In Natural Language Processing (NLP) and more particularly in Natural Language Understanding (NLU), named entities have a very important role to play. Indeed, as I explained in my article “How to choose between NLP and NLU for a chatbot?”, intention and named entities allow machines to understand the meaning of statements made orally or in writing in natural language by humans through NLU processes. What are named entities and why are they a real challenge in NLU?
Named Entity Recognition (NER) is the automatic recognition and extraction of words or groups of words that refer to people, companies, organizations, places, dates, times, zip codes, postal or e-mail addresses, etc. In most cases, named entities are usually numbers or proper names. In summary, named entities are core elements in a statement.
Named Entity Recognition is divided in two fields:
– Named Entity Resolution,
– Named Entity Disambiguation.
Named Entity Resolution is the first phase of Named Entity Recognition. It involves identifying named entities in a statement and it works well: most tools available on the market obtain good if not excellent results. The real challenge of the named entities in NLU does not lie in Named Entity Resolution but in their disambiguation, the second phase of Named Entity Recognition.

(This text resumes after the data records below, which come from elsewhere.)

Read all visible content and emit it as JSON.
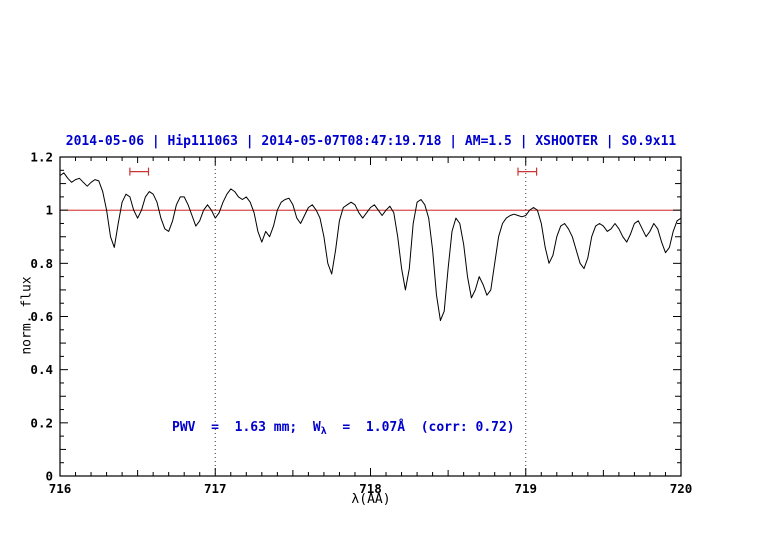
{
  "colors": {
    "title": "#0000cd",
    "annotation": "#0000cd",
    "spectrum": "#000000",
    "reference": "#cc0000",
    "marker": "#cc3333",
    "dotted": "#333333",
    "frame": "#000000"
  },
  "chart_data": {
    "type": "line",
    "title": "2014-05-06 | Hip111063 | 2014-05-07T08:47:19.718 | AM=1.5 | XSHOOTER | S0.9x11",
    "xlabel": "λ(AA)",
    "ylabel": "norm. flux",
    "xlim": [
      716,
      720
    ],
    "ylim": [
      0,
      1.2
    ],
    "grid": false,
    "legend": false,
    "xticks": [
      716,
      717,
      718,
      719,
      720
    ],
    "xtick_labels": [
      "716",
      "717",
      "718",
      "719",
      "720"
    ],
    "yticks": [
      0,
      0.2,
      0.4,
      0.6,
      0.8,
      1,
      1.2
    ],
    "ytick_labels": [
      "0",
      "0.2",
      "0.4",
      "0.6",
      "0.8",
      "1",
      "1.2"
    ],
    "reference_line_y": 1.0,
    "vlines": [
      717,
      719
    ],
    "range_markers": [
      {
        "x1": 716.45,
        "x2": 716.57,
        "y": 1.145
      },
      {
        "x1": 718.95,
        "x2": 719.07,
        "y": 1.145
      }
    ],
    "annotation": {
      "prefix": "PWV  =  1.63 mm;  W",
      "sub": "λ",
      "suffix": "  =  1.07Å  (corr: 0.72)",
      "x": 716.52,
      "y": 0.21
    },
    "series": [
      {
        "name": "spectrum",
        "x_start": 716.0,
        "x_step": 0.025,
        "values": [
          1.13,
          1.14,
          1.12,
          1.105,
          1.115,
          1.12,
          1.105,
          1.09,
          1.105,
          1.115,
          1.11,
          1.07,
          1.0,
          0.9,
          0.86,
          0.95,
          1.03,
          1.06,
          1.05,
          1.0,
          0.97,
          1.0,
          1.05,
          1.07,
          1.06,
          1.03,
          0.97,
          0.93,
          0.92,
          0.96,
          1.02,
          1.05,
          1.05,
          1.02,
          0.98,
          0.94,
          0.96,
          1.0,
          1.02,
          1.0,
          0.97,
          0.99,
          1.03,
          1.06,
          1.08,
          1.07,
          1.05,
          1.04,
          1.05,
          1.03,
          0.99,
          0.92,
          0.88,
          0.92,
          0.9,
          0.94,
          1.0,
          1.03,
          1.04,
          1.045,
          1.02,
          0.97,
          0.95,
          0.98,
          1.01,
          1.02,
          1.0,
          0.97,
          0.9,
          0.8,
          0.76,
          0.85,
          0.96,
          1.01,
          1.02,
          1.03,
          1.02,
          0.99,
          0.97,
          0.99,
          1.01,
          1.02,
          1.0,
          0.98,
          1.0,
          1.015,
          0.99,
          0.9,
          0.78,
          0.7,
          0.78,
          0.95,
          1.03,
          1.04,
          1.02,
          0.97,
          0.85,
          0.68,
          0.585,
          0.62,
          0.78,
          0.92,
          0.97,
          0.95,
          0.87,
          0.75,
          0.67,
          0.7,
          0.75,
          0.72,
          0.68,
          0.7,
          0.8,
          0.9,
          0.95,
          0.97,
          0.98,
          0.985,
          0.98,
          0.975,
          0.98,
          1.0,
          1.01,
          1.0,
          0.95,
          0.86,
          0.8,
          0.83,
          0.9,
          0.94,
          0.95,
          0.93,
          0.9,
          0.85,
          0.8,
          0.78,
          0.82,
          0.9,
          0.94,
          0.95,
          0.94,
          0.92,
          0.93,
          0.95,
          0.93,
          0.9,
          0.88,
          0.91,
          0.95,
          0.96,
          0.93,
          0.9,
          0.92,
          0.95,
          0.93,
          0.88,
          0.84,
          0.86,
          0.92,
          0.96,
          0.97
        ]
      }
    ]
  }
}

What is Named Entity Disambiguation?
It is simply a matter of identifying the exact referent of each named entity in a statement. Let’s take the example of a toponymScientific term: toponyms are place names (cities, countries, continents, rivers, mountains, etc.). : “Paris”. Most people will deduce that the referent of this entity is the city of Paris in France. This deduction is perfectly legitimate since the city of Paris in France is the best known and therefore the most popular referent of this toponym. However, there are various possible referents for the toponym “Paris”: Paris in Texas, USA; Paris in Ontario, Canada; Paris in Panama; Paris in Togo, etc. Even more, the entity « Paris » could very well have referred to a person if I hadn’t specified that it was a city in the context of the example. Thus, the referent of a named entity is not always the most obvious one.
Now how do you identify the right referent for a named entity in a statement?
It all depends on the functioning methods and the resources on which the tool is based. The operating modes are very different: some tools randomly select a referent from the list of possible referents, others choose the most popular one from the list, some look for linguistic clues in context to choose a referent from the list, others consider that all entities contained in the same statement are close (especially for toponyms, from a geographical point of view), etc.
The type of resources used for the disambiguation of named entities is very versatile: databases, ontologies, dictionaries, thesaurus, etc. These resources are referred to as « external » because they are not included in the statement of the entity to be disambiguated. Some tools are based either on external data, context, or a combination of context and external resources. The variety of available resources and functioning methods being important, the tools have a wide range of performances and results.
However, an appropriate combination of resources and the way the Named Entity Disambiguation tool works can achieve excellent results for the statements to be addressed. The knowledge related to the tool, and therefore the resources, must be relevant: for example, a tool based on resources from the Renaissance will not be able to perform as well on a 21st century statement about new technologies as on a statement from the Renaissance adapted to the resources.
It is essential to choose a Named Entity Recognition tool according to its needs and use cases. It is necessary to ensure the relevance of the resources on which the tool is based and its functioning method, particularly in terms of disambiguation.
Named Entity Recognition is therefore a field in full expansion and constant improvement. This pursuit of performance is even more important since more and more chatbots rely on named entities contained in statements to respond to users or perform automated actions, such as Hubi through scenarios.
What about Hubi?
It is in the “scenarios” part that the named entities have a major impact in Hubi. The named entities resolution algorithms in Hubi are based on and integrate those developped by Microsoft. To disambiguate the named entities identified in the scenarios, Hubi also relis on Microsoft data but also on internally designed resources.